Toen was het weer tijd voor een fietstocht, want in de kerk van het dorp stond iets heel bijzonders op het programma. Julianna Barwick speelde daar voor een klein publiek in een hele mooie setting. Haar album Nepenthe kreeg twee weken geleden nog het predikaat Best New Music op Pitchfork, dus waren de verwachting hooggespannen en zag je in de rij voor de kerk de fijnproevers onder de festivalbezoekers staan. Barwick’s muziek bestaat uit lagen van haar eigen stem die ze stuk voor stuk in een loop zet. De hoge, ijle zang deed hefet wel iets weg van het gezang van engelen en paste dus perfect in het oude kerkje. Na een paar nummers kreeg ze bijval van een gitarist die soundscapes toevoegde. De muziek begon toe af en toe te lijken op Sigur Rós.
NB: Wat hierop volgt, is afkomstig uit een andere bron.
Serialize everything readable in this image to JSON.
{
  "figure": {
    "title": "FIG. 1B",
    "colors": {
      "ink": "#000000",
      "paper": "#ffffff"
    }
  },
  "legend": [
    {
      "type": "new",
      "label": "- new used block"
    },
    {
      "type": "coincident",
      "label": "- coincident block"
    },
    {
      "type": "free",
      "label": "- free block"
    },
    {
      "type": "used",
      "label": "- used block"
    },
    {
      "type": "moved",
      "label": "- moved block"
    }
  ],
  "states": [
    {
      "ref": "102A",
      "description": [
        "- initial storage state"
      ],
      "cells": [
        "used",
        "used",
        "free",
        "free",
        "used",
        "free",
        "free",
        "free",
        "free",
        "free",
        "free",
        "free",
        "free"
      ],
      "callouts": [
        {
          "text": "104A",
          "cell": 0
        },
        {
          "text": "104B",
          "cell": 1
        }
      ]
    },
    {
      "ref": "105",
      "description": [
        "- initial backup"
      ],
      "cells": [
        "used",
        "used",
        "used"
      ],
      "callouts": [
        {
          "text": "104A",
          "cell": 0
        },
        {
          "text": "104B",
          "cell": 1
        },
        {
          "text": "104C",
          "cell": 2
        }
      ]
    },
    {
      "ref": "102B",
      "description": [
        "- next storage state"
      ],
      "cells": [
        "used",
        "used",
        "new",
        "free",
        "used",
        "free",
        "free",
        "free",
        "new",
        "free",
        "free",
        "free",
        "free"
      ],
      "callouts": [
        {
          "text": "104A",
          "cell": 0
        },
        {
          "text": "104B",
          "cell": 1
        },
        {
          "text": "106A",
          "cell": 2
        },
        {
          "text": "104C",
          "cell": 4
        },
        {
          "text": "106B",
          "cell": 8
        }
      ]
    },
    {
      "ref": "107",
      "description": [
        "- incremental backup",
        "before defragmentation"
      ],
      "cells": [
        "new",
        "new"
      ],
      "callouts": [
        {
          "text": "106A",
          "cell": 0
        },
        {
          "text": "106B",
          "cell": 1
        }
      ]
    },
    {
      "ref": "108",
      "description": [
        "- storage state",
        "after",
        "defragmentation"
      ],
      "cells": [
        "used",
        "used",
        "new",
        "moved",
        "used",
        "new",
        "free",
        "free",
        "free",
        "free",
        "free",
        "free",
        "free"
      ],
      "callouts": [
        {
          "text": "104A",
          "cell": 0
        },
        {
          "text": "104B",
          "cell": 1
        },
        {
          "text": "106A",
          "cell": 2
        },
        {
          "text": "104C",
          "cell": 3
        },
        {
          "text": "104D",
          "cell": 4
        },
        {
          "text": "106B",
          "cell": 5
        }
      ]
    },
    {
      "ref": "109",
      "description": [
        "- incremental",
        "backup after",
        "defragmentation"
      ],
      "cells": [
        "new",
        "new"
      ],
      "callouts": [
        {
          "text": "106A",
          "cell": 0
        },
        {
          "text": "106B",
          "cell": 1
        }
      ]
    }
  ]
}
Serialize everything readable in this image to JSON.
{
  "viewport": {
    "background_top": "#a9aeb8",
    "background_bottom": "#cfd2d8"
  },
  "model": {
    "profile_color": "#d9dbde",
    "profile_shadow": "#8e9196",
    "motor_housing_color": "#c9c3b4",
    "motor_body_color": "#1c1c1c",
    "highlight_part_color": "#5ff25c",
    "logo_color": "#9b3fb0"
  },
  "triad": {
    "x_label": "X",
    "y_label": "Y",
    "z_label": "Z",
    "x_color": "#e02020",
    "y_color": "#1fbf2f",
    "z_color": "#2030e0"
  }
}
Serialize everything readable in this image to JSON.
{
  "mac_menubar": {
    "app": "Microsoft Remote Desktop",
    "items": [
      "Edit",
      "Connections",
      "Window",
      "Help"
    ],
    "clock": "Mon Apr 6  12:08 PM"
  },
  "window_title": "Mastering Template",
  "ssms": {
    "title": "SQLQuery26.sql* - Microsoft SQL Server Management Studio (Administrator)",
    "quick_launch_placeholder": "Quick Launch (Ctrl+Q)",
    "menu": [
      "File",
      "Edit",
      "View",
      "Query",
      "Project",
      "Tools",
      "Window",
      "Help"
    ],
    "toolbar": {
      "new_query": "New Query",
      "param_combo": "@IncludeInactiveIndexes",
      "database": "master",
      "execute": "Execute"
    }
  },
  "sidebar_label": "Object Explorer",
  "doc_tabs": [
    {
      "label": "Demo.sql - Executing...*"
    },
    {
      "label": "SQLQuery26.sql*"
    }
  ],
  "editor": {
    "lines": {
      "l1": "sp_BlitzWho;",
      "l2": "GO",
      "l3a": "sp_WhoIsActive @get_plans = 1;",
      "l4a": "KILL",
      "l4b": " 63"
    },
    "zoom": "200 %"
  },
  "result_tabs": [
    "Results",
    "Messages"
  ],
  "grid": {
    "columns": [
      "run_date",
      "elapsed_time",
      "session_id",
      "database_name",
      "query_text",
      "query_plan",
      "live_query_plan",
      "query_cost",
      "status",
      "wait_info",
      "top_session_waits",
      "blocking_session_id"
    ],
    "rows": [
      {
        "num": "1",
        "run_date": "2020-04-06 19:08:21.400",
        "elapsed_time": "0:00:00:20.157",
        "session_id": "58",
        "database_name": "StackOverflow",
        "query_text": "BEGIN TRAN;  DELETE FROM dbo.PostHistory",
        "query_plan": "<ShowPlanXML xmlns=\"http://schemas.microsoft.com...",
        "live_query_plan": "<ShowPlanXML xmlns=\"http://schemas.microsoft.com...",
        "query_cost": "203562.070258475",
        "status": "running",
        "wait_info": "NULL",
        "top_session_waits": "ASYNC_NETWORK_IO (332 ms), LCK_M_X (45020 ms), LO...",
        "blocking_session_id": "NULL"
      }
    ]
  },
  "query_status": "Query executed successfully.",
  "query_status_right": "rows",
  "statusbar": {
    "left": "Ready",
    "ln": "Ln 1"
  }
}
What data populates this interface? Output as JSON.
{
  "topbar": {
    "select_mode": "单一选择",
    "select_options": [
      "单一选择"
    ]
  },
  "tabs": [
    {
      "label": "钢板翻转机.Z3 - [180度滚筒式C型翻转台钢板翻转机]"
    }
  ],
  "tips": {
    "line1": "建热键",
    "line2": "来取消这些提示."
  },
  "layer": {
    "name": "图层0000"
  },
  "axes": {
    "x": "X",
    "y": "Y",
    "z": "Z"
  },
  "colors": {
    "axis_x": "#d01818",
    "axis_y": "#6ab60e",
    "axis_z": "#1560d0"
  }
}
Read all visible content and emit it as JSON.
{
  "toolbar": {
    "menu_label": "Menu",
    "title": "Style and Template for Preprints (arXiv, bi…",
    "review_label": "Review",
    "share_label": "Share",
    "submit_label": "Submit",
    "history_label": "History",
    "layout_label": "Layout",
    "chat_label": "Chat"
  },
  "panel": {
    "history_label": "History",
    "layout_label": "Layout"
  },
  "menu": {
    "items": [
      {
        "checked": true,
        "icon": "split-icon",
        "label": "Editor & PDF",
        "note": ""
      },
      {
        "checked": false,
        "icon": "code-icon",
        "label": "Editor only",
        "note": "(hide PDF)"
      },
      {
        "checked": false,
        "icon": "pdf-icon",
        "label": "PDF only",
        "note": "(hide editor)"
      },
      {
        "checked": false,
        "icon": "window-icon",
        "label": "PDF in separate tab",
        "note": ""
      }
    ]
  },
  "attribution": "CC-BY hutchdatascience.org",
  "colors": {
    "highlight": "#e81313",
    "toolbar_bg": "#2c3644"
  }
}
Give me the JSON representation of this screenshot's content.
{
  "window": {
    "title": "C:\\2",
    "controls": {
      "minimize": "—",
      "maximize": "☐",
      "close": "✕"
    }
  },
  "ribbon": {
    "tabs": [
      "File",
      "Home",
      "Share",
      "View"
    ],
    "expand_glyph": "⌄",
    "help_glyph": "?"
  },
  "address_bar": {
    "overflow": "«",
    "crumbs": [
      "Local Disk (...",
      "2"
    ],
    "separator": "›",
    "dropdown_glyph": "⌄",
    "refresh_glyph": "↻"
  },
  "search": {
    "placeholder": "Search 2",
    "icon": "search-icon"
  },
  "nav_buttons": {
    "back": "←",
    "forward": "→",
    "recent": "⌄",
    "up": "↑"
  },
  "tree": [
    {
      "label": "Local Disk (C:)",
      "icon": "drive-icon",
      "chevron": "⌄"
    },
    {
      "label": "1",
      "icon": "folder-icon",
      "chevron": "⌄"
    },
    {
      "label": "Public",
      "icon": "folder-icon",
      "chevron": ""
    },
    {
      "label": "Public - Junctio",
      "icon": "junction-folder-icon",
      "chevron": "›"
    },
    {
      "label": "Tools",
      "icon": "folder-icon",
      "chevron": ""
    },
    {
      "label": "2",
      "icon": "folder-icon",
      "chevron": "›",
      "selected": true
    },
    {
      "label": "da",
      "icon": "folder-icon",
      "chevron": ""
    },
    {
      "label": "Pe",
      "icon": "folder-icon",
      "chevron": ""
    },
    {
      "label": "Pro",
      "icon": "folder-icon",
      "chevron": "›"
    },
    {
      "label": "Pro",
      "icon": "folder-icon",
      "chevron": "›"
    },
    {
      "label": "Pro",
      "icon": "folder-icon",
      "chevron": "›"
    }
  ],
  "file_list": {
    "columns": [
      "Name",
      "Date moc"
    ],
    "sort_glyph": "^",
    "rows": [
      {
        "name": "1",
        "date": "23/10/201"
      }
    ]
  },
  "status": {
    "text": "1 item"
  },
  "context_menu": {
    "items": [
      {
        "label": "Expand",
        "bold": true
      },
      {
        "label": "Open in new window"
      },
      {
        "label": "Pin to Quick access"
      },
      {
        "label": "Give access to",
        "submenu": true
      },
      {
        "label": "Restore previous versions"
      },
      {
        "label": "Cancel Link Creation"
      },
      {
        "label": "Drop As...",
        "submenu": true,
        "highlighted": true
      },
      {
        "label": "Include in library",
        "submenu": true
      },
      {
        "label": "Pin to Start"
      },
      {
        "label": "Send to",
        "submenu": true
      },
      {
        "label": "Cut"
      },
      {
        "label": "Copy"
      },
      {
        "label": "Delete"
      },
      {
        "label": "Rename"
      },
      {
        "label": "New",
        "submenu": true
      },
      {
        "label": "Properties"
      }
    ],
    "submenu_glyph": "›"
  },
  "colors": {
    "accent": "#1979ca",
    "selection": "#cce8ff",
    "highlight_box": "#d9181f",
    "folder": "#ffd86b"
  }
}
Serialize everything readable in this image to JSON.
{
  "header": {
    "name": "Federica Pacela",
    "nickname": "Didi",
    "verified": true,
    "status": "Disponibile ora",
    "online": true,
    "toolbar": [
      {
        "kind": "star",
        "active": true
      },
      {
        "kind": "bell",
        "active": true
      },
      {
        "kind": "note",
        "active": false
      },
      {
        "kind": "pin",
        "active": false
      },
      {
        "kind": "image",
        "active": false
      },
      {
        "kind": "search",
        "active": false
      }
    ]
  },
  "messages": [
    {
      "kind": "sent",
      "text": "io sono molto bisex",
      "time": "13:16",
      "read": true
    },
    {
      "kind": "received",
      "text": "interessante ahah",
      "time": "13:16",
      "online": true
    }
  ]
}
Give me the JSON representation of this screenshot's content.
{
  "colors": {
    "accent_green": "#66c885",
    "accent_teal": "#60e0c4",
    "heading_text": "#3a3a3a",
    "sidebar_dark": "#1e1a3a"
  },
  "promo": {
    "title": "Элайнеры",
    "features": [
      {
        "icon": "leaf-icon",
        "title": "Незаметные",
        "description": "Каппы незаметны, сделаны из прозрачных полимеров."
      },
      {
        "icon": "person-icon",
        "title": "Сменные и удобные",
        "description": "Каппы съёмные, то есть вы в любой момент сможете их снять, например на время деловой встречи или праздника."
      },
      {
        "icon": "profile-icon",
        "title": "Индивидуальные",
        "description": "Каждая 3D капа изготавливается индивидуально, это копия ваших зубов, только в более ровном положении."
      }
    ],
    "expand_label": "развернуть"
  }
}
Met stip het mooiste van het hele festival.
Terug op het Sportveld pakten we nog een stukje van de nooit teleurstellende The Veils mee en aten we heel erg goede sushi. Helaas was het muzikaal gezien niet zo heel goed meer tijdens de rest van de avond. Bij Miles Kane stond de bas zo lelijk afgesteld dat de muziek op grote delen van het terrein niet om aan te horen was. Een behoorlijke flater van de geluidsman. Alleen op ons favoriete nummer Come Closer hebben een voorzichtig dansje gewaagd.
Kitty, Daisy & Lewis begonnen sterk met hun authentieke rock ’n roll, maar hun optreden had te veel nummers in een laag tempo, te lange pauzes tussen de nummers en een dodelijke saaie afsluiter met te veel wah wah. Gelukkig kon er in het letterlijk afgeladen restaurant nog gedanst worden op onder andere de Ignition Remix van R. Kelly. “It’s the freakin weekend baby. I’m about to have me some fun”. Dus gingen we het strand op voor de afterparty en vonden we techno en kampvuren en een paar uur later pas ons bed.